You are viewing a plain text version of this content. The canonical link for it is here.
Posted to user@spark.apache.org by "David P. Kleinschmidt" <da...@kleinschmidt.name> on 2015/10/30 13:44:46 UTC
Spark Streaming (1.5.0) flaky when recovering from checkpoint
I have a Spark Streaming job that runs great the first time around (Elastic
MapReduce 4.1.0), but when recovering from a checkpoint in S3, the job runs
but Spark itself seems to be jacked-up in lots of little ways:
- Executors, which are normally stable for days, are terminated within a
couple hours. I can see the termination notices in the logs, but no related
exceptions. The nodes are active in YARN, but Spark doesn't pick them up
again.
- Hadoop web proxy can't find Spark web UI ("no route to host")
- When I get to the web UI, the Streaming tab is missing
- The web UI appears to stop updating after a few thousand jobs
I'm kind of at wits end here. I've been banging my head against this for a
couple weeks now, and any help would be greatly appreciated.
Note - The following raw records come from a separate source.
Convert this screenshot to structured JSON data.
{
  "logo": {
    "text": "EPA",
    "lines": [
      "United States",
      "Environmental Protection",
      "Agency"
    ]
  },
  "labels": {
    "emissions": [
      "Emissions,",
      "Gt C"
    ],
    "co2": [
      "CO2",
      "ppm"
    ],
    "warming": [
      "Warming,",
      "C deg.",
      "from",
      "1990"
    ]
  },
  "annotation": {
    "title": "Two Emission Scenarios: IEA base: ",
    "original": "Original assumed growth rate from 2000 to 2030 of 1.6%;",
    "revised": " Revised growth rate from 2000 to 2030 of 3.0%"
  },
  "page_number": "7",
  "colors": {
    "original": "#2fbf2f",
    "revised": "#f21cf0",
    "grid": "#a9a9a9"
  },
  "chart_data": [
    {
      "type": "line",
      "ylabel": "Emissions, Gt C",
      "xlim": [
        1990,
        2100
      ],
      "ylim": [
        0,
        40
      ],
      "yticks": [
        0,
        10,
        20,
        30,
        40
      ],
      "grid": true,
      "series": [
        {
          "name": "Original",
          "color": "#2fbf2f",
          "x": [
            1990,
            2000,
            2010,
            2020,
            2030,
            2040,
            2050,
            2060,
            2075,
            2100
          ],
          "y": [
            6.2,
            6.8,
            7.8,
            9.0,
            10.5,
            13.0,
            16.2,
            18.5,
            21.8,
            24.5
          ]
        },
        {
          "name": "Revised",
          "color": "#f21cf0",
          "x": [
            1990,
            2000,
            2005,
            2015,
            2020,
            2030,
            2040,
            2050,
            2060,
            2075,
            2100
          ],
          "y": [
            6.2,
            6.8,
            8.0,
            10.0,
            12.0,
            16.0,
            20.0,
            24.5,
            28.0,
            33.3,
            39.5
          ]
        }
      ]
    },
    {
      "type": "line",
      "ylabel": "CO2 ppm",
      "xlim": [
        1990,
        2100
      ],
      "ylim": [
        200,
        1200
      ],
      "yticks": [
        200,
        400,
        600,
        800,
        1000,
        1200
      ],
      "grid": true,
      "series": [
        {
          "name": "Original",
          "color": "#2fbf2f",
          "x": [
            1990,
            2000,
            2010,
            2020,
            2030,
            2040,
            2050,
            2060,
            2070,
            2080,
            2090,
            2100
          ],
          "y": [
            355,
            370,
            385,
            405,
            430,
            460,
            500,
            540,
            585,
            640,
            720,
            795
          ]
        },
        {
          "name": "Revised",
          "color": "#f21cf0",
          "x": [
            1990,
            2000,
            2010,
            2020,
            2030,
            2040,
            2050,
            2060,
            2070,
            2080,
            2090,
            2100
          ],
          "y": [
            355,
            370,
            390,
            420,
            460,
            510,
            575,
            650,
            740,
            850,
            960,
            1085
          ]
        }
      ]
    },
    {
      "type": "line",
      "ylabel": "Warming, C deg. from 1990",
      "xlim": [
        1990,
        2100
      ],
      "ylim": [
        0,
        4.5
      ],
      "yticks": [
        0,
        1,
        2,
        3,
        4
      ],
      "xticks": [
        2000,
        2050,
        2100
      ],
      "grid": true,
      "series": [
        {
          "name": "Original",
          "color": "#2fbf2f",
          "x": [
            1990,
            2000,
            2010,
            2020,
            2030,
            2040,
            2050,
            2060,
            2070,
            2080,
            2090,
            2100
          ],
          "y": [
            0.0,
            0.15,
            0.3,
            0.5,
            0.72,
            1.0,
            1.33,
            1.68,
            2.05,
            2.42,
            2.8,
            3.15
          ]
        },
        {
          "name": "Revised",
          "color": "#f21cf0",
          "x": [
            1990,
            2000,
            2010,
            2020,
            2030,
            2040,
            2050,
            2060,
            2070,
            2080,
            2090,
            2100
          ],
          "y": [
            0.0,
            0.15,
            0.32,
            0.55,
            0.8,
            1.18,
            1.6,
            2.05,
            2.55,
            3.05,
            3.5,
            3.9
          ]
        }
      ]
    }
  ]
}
Below is the
configuration that I'm sending to EMR.
- dpk
[
{
"Classification": "emrfs-site",
"Properties": {"fs.s3.consistent": "true"}
},
{
"Classification": "spark-defaults",
"Properties": {
"spark.default.parallelism": "8",
"spark.dynamicAllocation.enabled": "true",
"spark.dynamicAllocation.minExecutors": "1",
"spark.executor.cores": "4",
"spark.executor.memory": "4148M",
"spark.streaming.receiver.writeAheadLog.enable": "true",
"spark.yarn.executor.memoryOverhead": "460"
}
},
{
"Classification": "spark-env",
"Configurations": [{
"Classification": "export",
"Properties": {"SPARK_YARN_MODE": "true"}
}]
},
{
"Classification": "spark-log4j",
"Properties": {"log4j.rootCategory": "WARN,console"}
}
]